Just weeks after losing its contract to distribute Starbucks coffee in grocery stores, Northfield-based Kraft Foods announced that it is prepping a successor, Gevalia.
Gevalia, a premium brand that has only been available by mail order in the U.S., is a $400 million global business, the company said. Products will be available in supermarkets, club stores and other stores by the beginning of August. In June, Kraft will also begin selling Gevalia T-disks for its Tassimo machine.
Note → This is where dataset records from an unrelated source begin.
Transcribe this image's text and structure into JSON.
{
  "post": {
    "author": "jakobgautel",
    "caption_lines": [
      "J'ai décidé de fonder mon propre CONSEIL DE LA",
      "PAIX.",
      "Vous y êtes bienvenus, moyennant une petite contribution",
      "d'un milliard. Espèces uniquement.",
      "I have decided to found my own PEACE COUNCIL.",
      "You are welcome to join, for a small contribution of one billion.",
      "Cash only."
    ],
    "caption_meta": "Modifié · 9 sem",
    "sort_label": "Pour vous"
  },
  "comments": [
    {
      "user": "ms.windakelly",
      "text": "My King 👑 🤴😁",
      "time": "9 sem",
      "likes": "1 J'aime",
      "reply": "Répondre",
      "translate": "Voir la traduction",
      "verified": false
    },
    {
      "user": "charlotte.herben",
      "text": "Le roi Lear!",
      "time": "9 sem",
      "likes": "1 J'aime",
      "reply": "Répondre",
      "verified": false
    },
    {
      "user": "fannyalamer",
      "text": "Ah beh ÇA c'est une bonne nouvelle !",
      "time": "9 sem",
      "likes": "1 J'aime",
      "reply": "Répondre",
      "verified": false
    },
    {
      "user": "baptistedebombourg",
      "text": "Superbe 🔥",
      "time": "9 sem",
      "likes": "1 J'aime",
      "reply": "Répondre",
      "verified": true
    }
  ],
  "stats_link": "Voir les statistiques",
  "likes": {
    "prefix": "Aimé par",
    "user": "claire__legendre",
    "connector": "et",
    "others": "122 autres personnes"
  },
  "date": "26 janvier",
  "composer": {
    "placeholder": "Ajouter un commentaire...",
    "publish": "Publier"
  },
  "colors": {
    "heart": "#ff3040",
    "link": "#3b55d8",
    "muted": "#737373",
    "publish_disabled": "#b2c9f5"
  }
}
The initial slate is comprised of Gevalia’s 10 most-popular products, including its traditional roast, house blend, French roast, vanilla, espresso roast, chocolate mocha, and Colombia. The traditional roast and French roast varieties will also be available in whole-bean form.
“Gevalia is known and loved by millions who’ve purchased it online,” Domenic Borrelli, vice president of its U.S. coffee unit said in a statement. “We’re telling retailers the good news now. And, we’re confident the convenience of being able to purchase Gevalia in stores will attract and delight an entirely new audience.”
While Gevalia was the obvious choice to succeed Starbucks as Kraft’s premium-priced coffee in grocery shelves in the short term, ample speculation remains that the package-food giant may still be interested in licensing another premium coffee brand in the U.S. Kraft has a $5 billion coffee business globally, but its European brands like Carte Noire and Jacobs have little recognition here.
“This is the right step for us in the U.S. premium category,” Borrelli said. “Kraft Foods knows coffee –- it’s in our DNA. By tapping into our global coffee pipeline, we’ll have more products and innovations to come. We intend to continue to win in the coffee category in the U.S.”